Manuals/calci/INTERCEPT

INTERCEPT(y,x)

$y$ is the set of dependent data
$x$ is the set of independent data.

Description

This function is calculating the point where the line is intersecting y-axis using dependent and independent variables.
Using this function we can find the value of $y$ when $x$ is zero.
The intercept point is finding using simple linear regression.
It is fits a straight line through the set of $n$ points in such a way that makes vertical distances between the points of the data set and the fitted line as small as possible.
Regression methods nearly to the simple ordinary least squares also exist.
i.e.,The Least Squares method relies on taking partial derivatives with respect to the slope and intercept which provides a solvable pair of equations called normal equations.
Suppose there are $n$ data points ${y_{i},x_{i}}$ , where $i=1,2,...n$
To find the equation of the regression line: $a={\bar {y}}-b.{\bar {x}}$ .
This equation will give a "best" fit for the data points.
The "best" means least-squares method.
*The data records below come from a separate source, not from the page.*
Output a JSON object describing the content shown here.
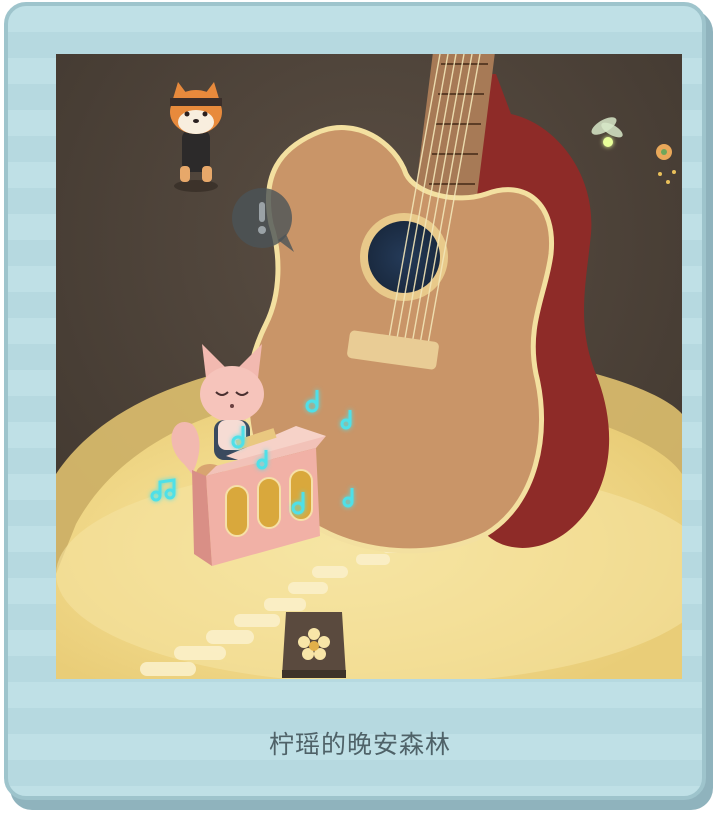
{
  "card": {
    "caption": "柠瑶的晚安森林"
  },
  "scene": {
    "icons": {
      "alert_bubble": "exclamation-bubble-icon",
      "flower_tile": "flower-icon",
      "firefly": "firefly-icon",
      "music_notes": "music-note-icon"
    },
    "characters": [
      "shiba-dog-character",
      "pink-fox-character"
    ]
  },
  "colors": {
    "card_background": "#bfe0e6",
    "card_border": "#9ec4cc",
    "caption_text": "#4f6268",
    "ground_dark": "#4a4036",
    "sand": "#f3dd8a",
    "guitar_body": "#c99568",
    "guitar_back": "#8e2b28",
    "piano_pink": "#f2b9b0",
    "note_glow": "#4fe0e8"
  }
}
Here b is the slope.
The slope is calculated by: $b={\frac {\sum _{i=1}^{n}{(x_{i}-{\bar {x}})(y_{i}-{\bar {y}})}}{\sum _{i=1}^{n}{(x_{i}-{\bar {x}})}^{2}}}$ .
In this formula ${\bar {x}}$ and ${\bar {y}}$ are the sample means AVERAGE of $x$ and $y$ .
In $INTERCEPT(y,x)$ , the arguments can be numbers, names, arrays, or references that contain numbers.
The arrays values are disregarded when it is contains text, logical values or empty cells.
This function will return the result as error when any one of the argument is non-numeric or $x$ and $y$ is having different number of data points and there is no data.